In the same year, AT&T started WEAF (now WNBC) in New York, the first radio station to regularly sell commercial time to advertisers. AT&T claimed that under the RCA agreements it had the exclusive right to sell ads, which AT&T called toll broadcasting. Most people in radio at the time recoiled at the idea of using the medium for crass advertising, viewing it instead as a public information service. In fact, stations that had earlier tried to sell ads received “cease and desist” letters from the Department of Commerce. But by August 1922, AT&T had nonetheless sold its first ad to a New York real estate developer for $50. The idea of promoting the new medium as a public service, along the lines of today’s noncommercial National Public Radio (NPR), ended when executives realized that radio ads offered another opportunity for profits long after radio-set sales had saturated the consumer market.

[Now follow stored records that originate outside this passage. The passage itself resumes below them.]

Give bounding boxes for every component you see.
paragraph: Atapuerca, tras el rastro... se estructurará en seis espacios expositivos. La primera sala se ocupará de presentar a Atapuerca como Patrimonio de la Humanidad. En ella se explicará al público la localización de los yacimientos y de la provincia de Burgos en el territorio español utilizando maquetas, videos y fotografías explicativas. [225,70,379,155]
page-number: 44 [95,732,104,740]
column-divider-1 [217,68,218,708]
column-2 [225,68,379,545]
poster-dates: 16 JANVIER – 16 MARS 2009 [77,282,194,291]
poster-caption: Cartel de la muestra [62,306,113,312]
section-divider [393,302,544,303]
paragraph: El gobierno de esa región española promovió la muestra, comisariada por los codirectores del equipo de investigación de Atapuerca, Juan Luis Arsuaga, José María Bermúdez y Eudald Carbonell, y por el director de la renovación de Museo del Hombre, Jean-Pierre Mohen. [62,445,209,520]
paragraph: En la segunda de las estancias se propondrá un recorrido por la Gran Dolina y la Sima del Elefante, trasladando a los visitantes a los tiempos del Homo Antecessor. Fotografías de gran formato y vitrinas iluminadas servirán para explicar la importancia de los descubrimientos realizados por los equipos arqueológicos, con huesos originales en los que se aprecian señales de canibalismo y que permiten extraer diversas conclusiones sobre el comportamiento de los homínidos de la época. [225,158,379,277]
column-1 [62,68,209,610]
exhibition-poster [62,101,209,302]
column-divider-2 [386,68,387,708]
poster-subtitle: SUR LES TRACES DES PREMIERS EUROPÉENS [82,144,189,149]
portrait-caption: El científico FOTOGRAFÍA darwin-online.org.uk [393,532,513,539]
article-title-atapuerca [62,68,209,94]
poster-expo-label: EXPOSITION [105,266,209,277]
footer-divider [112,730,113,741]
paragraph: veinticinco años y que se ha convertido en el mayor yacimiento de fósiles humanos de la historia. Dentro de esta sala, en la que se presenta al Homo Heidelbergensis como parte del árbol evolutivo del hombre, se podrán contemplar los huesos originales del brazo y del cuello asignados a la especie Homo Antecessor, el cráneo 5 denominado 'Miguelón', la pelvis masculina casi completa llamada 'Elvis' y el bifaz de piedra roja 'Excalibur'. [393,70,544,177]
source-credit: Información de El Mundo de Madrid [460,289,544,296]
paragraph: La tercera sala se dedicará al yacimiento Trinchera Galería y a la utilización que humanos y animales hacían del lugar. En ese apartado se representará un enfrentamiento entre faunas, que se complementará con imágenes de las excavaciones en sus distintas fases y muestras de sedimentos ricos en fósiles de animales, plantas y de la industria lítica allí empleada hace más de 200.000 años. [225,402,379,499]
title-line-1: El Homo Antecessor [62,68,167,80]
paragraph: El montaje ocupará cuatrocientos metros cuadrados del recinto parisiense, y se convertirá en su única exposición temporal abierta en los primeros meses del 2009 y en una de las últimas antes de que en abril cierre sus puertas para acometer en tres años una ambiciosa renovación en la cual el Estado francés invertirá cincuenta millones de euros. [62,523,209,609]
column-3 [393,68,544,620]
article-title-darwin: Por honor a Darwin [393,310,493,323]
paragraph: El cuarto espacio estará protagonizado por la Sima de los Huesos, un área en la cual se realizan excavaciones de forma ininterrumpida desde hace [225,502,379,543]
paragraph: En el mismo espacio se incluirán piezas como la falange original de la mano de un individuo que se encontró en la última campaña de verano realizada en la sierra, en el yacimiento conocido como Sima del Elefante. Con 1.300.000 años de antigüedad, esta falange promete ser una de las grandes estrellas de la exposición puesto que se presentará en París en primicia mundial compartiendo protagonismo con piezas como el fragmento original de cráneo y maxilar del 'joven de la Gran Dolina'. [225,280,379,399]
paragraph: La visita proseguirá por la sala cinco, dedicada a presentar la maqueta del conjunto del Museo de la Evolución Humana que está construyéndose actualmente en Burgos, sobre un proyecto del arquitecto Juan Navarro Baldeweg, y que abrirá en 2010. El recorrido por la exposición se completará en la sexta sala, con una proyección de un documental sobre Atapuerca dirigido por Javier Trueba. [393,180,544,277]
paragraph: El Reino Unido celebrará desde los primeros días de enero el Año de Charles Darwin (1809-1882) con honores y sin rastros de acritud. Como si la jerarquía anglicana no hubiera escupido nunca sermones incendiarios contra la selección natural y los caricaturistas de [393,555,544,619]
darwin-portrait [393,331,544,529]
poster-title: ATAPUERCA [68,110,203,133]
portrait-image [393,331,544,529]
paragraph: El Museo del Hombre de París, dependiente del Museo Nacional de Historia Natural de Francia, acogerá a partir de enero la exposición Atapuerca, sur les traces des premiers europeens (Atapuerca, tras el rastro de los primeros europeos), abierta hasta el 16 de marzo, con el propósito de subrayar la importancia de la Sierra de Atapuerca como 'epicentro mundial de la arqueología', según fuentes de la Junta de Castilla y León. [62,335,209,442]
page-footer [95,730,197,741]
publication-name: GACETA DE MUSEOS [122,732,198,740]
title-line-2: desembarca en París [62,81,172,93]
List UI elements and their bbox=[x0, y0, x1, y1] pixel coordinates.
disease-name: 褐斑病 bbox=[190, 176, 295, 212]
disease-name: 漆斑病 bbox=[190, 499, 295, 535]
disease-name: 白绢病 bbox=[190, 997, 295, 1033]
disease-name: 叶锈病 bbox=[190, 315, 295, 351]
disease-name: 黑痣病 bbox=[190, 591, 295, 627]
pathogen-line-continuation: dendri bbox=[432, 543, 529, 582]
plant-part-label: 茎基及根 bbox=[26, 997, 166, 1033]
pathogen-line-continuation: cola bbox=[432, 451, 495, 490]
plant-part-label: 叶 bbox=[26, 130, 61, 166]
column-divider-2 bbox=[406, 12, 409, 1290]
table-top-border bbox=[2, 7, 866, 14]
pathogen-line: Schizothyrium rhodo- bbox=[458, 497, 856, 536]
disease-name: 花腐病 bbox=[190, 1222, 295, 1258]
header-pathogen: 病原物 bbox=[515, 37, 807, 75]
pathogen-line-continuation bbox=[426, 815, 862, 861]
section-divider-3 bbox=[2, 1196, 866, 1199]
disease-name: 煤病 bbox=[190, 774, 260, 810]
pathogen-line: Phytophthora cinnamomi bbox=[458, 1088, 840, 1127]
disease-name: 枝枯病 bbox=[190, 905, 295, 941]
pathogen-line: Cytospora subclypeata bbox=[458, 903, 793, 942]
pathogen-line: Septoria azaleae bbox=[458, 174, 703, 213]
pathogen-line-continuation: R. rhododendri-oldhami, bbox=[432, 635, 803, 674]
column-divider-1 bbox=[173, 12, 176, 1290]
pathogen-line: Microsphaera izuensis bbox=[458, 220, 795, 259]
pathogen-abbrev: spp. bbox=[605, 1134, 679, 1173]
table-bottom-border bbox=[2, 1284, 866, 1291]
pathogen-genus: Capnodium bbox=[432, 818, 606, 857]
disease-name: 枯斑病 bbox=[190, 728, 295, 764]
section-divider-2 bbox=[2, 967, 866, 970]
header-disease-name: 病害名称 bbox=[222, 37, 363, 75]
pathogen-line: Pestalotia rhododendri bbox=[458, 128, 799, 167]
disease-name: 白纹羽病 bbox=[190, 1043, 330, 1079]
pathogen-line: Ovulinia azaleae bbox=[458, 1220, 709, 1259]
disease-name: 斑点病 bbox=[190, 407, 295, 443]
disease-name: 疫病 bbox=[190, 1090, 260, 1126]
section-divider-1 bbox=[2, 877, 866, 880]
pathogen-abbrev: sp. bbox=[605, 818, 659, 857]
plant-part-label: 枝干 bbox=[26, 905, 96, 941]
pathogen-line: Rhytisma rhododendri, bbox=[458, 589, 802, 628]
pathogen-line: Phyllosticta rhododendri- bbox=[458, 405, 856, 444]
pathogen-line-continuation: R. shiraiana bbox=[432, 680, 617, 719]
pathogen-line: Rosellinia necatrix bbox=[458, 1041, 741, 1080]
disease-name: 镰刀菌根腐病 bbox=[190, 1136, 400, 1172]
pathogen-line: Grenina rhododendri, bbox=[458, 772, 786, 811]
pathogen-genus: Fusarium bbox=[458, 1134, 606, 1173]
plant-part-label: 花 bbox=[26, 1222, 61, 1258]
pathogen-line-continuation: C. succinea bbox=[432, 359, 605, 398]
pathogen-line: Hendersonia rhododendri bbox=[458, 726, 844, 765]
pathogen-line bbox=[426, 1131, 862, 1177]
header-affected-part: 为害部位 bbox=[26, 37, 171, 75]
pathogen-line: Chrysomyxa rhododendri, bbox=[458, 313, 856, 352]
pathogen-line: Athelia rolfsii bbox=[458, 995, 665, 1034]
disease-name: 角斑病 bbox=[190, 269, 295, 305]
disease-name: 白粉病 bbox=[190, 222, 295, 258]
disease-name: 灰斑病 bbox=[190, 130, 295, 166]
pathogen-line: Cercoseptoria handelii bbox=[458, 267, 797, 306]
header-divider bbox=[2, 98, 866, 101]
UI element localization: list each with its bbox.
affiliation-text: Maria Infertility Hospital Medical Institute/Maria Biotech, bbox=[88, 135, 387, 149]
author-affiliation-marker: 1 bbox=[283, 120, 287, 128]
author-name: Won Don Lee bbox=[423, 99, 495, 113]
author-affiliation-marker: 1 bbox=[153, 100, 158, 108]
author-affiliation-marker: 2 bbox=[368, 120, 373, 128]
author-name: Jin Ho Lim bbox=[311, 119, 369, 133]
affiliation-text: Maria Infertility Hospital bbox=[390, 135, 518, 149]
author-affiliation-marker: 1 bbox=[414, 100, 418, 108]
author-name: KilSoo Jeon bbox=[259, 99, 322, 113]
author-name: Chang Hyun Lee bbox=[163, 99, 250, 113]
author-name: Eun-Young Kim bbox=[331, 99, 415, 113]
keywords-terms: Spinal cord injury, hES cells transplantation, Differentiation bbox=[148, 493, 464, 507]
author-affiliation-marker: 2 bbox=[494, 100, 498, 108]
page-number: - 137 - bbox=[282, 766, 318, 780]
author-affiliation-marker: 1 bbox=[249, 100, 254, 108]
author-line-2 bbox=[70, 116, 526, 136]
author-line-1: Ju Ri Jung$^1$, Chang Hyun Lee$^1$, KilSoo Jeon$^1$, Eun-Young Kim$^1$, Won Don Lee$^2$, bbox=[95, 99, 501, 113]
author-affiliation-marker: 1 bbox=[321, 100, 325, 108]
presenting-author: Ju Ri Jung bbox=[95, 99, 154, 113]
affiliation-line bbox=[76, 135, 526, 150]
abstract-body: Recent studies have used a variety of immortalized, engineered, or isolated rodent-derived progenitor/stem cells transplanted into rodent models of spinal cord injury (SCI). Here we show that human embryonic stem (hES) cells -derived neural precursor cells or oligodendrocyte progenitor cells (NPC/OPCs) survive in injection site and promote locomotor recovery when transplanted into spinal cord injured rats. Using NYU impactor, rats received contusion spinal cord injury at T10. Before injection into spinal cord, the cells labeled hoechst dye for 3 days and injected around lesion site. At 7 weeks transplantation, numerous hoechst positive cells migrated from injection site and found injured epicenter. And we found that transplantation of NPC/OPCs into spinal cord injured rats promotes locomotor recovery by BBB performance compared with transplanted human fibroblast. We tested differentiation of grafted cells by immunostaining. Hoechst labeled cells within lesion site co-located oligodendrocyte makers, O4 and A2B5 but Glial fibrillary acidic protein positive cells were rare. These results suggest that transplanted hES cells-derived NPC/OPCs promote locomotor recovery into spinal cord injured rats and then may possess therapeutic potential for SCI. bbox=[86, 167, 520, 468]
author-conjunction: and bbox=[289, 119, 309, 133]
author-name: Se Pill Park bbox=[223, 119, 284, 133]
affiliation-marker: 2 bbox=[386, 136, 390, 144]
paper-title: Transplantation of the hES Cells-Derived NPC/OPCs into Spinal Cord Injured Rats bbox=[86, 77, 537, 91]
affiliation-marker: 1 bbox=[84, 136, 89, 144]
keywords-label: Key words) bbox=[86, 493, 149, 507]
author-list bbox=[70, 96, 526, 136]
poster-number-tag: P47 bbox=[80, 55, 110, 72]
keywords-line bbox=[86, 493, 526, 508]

The initial strategy behind AT&T’s toll broadcasting idea was an effort to conquer radio. By its agreements with RCA, AT&T retained the rights to interconnect the signals between two or more radio stations via telephone wires. In 1923, when AT&T aired a program simultaneously on its flagship WEAF station and on WNAC in Boston, the phone company created the first network: a cost-saving operation that links (at that time, through special phone lines; today, through satellite relays) a group of broadcast stations that share programming produced at a central location. By the end of 1924, AT&T had interconnected twenty-two stations to air a talk by President Calvin Coolidge. Some of these stations were owned by AT&T, but most simply consented to become AT&T “affiliates,” agreeing to air the phone company’s programs. These network stations informally became known as the telephone group and later as the Broadcasting Corporation of America (BCA).

In response, GE, Westinghouse, and RCA interconnected a smaller set of competing stations, known as the radio group. Initially, their network linked WGY in Schenectady, New York (then GE’s national headquarters), and WJZ in Manhattan. The radio group had to use inferior Western Union telegraph lines when AT&T denied them access to telephone wires. By this time, AT&T had sold its stock in RCA and refused to lease its lines to competing radio networks. The telephone monopoly was now enmeshed in a battle to defeat RCA for control of radio.

This clash, among other problems, eventually led to a government investigation and an arbitration settlement in 1925. In the agreement, the Justice Department, irritated by AT&T’s power grab, redefined patent agreements. AT&T received a monopoly on providing the wires, known as long lines, to interconnect stations nationwide. In exchange, AT&T sold its BCA network to RCA for $1 million and agreed not to reenter broadcasting for eight years (a banishment that actually extended into the 1990s).